Ella se veía muy bella. Al principio nos visitaba todos los domingos y traía
comida y fruta rica. Algunas veces me regalaba ropa bonita que yo lucía con
coquetería en el barrio. Pero con el tiempo sus visitan fueron más remotas,
ella decía que odiaba el barrio, que le traía recuerdos tristes. Y era verdad.
A
veces pasaban meses sin verla. Pero yo recordaba los dos años en que
compartimos el mismo cuarto con mis tres hermanos. Éramos muy buenas amigas y
aunque algunas veces la defendía de la burla de los vecinos, ella siempre fue
triste. Algunas ocasiones me llevó a casa de su patrona, siempre en algún
cumpleaños de los niños. Yo era feliz con los dulces que emergían provocativos
de los grandes muñecones que eran rotos por los cumpleañeros. Era muy feliz,
recuerdo. Una felicidad solo comparable con las fiestas de San Juan, que se
celebran en junio en Alicante.
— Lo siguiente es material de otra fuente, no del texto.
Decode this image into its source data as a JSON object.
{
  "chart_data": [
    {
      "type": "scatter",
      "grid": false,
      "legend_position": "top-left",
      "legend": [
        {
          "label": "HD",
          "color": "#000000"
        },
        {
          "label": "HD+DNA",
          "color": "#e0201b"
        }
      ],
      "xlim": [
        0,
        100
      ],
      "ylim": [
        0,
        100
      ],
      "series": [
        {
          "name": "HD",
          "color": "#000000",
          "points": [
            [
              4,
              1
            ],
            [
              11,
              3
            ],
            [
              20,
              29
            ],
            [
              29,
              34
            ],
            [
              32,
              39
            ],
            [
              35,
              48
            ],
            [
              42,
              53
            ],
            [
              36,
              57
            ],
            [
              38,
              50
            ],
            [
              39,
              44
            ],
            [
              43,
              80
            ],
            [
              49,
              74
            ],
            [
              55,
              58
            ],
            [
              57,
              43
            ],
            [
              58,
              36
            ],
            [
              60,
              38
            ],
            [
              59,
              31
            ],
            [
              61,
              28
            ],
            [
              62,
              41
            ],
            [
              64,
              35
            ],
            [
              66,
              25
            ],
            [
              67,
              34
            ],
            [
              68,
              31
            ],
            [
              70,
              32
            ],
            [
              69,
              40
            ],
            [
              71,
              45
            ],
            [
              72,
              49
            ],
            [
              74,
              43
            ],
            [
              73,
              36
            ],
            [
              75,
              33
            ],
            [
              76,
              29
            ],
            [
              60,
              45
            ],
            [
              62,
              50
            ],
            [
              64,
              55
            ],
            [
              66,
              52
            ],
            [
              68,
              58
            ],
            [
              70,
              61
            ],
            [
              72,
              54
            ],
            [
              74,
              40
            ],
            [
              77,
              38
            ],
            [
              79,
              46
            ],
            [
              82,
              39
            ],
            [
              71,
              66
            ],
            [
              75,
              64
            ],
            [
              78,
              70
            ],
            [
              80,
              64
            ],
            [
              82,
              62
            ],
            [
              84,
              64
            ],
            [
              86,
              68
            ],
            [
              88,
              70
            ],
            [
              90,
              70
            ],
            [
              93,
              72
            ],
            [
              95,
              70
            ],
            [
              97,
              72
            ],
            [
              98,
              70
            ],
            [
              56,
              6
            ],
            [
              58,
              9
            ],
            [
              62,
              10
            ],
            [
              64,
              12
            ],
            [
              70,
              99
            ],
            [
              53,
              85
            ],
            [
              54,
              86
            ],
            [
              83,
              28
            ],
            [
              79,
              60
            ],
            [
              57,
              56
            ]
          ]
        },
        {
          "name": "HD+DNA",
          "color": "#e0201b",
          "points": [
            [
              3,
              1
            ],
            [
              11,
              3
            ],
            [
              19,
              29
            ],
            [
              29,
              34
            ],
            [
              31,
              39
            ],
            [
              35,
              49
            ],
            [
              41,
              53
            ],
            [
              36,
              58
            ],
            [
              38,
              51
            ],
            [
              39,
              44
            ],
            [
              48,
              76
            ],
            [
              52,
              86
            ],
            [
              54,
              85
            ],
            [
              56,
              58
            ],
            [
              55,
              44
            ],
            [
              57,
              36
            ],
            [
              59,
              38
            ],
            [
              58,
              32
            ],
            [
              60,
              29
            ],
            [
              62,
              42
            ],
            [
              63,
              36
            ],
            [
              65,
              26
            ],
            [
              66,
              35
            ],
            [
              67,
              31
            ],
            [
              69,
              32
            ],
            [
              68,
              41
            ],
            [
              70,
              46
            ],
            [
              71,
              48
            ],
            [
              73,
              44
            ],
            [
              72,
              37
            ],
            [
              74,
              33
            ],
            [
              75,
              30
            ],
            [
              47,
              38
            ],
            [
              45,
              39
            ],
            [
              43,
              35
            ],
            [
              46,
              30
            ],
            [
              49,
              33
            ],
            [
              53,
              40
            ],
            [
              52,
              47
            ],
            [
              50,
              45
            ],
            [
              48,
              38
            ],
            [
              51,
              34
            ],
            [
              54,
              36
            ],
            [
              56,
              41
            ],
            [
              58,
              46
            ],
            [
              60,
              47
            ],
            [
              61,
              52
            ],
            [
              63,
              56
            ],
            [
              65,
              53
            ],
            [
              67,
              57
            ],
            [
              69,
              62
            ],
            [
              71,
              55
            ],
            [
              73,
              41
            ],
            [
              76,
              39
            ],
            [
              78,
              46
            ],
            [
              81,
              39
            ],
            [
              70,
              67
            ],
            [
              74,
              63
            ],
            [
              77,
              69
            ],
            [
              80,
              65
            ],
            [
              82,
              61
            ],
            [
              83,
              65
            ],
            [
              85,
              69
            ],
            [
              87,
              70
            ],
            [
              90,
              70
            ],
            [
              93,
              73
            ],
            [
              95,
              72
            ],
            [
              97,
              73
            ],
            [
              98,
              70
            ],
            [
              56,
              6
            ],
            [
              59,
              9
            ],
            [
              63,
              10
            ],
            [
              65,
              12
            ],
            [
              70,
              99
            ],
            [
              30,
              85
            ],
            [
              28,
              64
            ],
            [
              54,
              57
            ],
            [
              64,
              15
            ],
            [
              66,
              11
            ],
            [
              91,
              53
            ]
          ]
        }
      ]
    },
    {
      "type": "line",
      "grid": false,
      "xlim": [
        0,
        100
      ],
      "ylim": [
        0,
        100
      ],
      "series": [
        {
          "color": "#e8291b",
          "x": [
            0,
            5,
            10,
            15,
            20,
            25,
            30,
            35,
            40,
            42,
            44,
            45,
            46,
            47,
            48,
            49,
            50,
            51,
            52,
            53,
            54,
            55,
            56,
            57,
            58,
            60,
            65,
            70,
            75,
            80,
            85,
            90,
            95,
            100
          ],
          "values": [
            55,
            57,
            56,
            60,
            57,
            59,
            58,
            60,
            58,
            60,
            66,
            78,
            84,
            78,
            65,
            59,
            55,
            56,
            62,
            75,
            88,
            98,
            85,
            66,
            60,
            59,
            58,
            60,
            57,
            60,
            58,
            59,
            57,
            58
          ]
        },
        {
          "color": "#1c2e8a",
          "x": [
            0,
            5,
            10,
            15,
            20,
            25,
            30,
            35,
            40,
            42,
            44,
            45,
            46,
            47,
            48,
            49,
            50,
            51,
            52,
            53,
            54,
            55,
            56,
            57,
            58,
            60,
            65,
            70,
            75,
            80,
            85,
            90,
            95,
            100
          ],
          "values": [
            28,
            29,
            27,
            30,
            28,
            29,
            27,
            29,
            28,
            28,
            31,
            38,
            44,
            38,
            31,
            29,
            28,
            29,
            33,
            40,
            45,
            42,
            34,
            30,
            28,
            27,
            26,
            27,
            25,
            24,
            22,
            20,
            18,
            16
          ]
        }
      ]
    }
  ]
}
Y aunque no se rompen muñecos de cartón, lo que
se hace es quemar ninots. En realidad es una forma que tienen acá de mandar al
infierno las malas energías y en medio de la algarabía, risas y fogatas y más
fogatas, no solo se purifica la tierra sino que se honra a los dioses y se
agradece las bendiciones divinas al hermosísimo pueblo de Alicante. Son unas
fiestas que atraen turistas de todas partes del mundo. Muchos se quedan tan
maravillados no solo por las fiestas sino por el clima y el paisaje maravilloso
que incluso se quedan a vivir. El clima caluroso y seco, combinado con el mar y
el paisaje es un imán para miles de turistas, pero también de inmigrantes como
yo, que trabajarán en hoteles y casas, como sirvientes. Pero Alicante ofrece
oportunidades de igualdad a todo que tiene el sueño de ser dueño de su propio
destino.
Muchos
inmigrantes montan negocios de comida, panaderías o tiendas de productos
típicos. Mi tía Cristina es una de ellas. Aunque no pudo abrir su restaurante,
si logró montar su panadería. Hace ricos postres limeños, como crema volteada,
tortas tres leches, alfajores limeños, merengues, leche asada y frejoles
colados. A ella, Juan y Ceci, les vas fenomenal durante las fiestas. Venden muy
bien. Yo les ayudo algunos domingos, días de mi descanso. Soy feliz en Alicante
y en verdad deseo también lograr ahorrar y montar mi tienda. A veces siento
nostalgia de mis años de vendedora ambulante en Lima. A veces también extraño a
mis hermanos y a mis padres. Pero ellos aseguran estar bien allá. Dicen que un
japonés los gobierna y que hay mayores oportunidades para los profesionales
como ellos. Ya los cabecillas de los grupos terroristas están presos y que los
militares custodian las calles. Dicen que la gente está más feliz y menos
triste. Yo les creo, pero les creo especialmente hoy, 24 de junio, día central
de las fiestas sanjuaninas, porque soy una convencida de que el poder de estas
fiestas que alejan espíritus y malas energías no solo se limita a estas tierras
situadas a orillas del Mediterráneo sino en remotos lugares ubicados al otro
lado del charco, en el Océano Pacífico.